The SOC 2 - Privacy at Myota
To ensure the safety and security of our client's data, Myota consistently invests in security best practices. As part of our annual efforts, we undergo independent audits and have obtained a SOC 2 Type 2 report that focuses on the security, confidentiality, and availability of our services.
The SOC 2 Type 2 is a framework for managing and securing sensitive information related to technology and data services. It involves a comprehensive set of criteria designed to assess the effectiveness of an organization's controls over a specified period. Unlike SOC 2 Type 1, which evaluates controls at a specific point in time, SOC 2 Type 2 extends the assessment period to evaluate the operational effectiveness of these controls over an extended duration, typically a minimum of six months. This type of audit provides a more in-depth understanding of how well an organization's systems and processes can maintain the security, availability, processing integrity, confidentiality, and privacy of customer data over an extended period. The SOC 2 Type 2 report is often sought by service organizations to assure their clients that their systems and processes meet the necessary security and compliance standards.
Myota requires a signed Non-Disclosure Agreement (NDA) before sharing information such as a SOC 2 (Service Organization Control 2) report as this report contains detailed information about a company's security controls and practices. Additionally the American Institute of Certified Public Accountants (AICPA) best practices is that the report should only be distributed to those auditors requiring and understanding that information contained in the report. You can contact us via email@example.com to request the Myota.io SOC 2 Type report.
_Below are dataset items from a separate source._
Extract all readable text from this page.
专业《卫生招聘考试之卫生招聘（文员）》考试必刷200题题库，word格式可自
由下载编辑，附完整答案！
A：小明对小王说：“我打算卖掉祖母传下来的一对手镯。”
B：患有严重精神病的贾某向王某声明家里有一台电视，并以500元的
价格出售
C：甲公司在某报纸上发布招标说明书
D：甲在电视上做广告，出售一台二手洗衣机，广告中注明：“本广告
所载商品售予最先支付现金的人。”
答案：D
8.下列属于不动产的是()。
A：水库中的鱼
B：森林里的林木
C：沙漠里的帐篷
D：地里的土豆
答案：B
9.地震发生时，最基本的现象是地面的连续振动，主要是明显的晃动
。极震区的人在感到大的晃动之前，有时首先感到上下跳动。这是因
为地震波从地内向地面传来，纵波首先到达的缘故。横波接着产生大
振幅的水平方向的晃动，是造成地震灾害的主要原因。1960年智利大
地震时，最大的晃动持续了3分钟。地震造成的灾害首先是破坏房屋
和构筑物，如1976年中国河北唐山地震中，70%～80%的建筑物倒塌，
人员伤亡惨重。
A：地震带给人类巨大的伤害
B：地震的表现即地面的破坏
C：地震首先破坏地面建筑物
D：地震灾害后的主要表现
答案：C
In the context of SOC 2, which is a framework for managing and securing sensitive information, the following definitions apply:
In SOC 2, security refers to the implementation of controls and measures to protect against unauthorized access, disclosure, and potential threats to the organization's systems and data. This includes securing physical and logical access, as well as safeguarding against cybersecurity risks.
Availability, in the context of SOC 2, is about ensuring the consistent and reliable accessibility of the organization's systems and services. Measures are implemented to minimize downtime and disruptions, providing users with dependable access to the required resources.
SOC 2 requires organizations to ensure the accuracy, completeness, and reliability of their system processing. Controls are put in place to guarantee that the organization's processes operate correctly, producing accurate and reliable results in accordance with business requirements.
Confidentiality in SOC 2 involves protecting sensitive information from unauthorized access or disclosure. Organizations implement controls to ensure that access to confidential data is restricted to authorized personnel, preventing unauthorized parties from obtaining or using sensitive information.
SOC 2 emphasizes the protection of personally identifiable information (PII). Organizations must implement controls and practices to manage and safeguard individuals' personal data, ensuring compliance with privacy regulations and responsible handling of private information within the scope of their operations.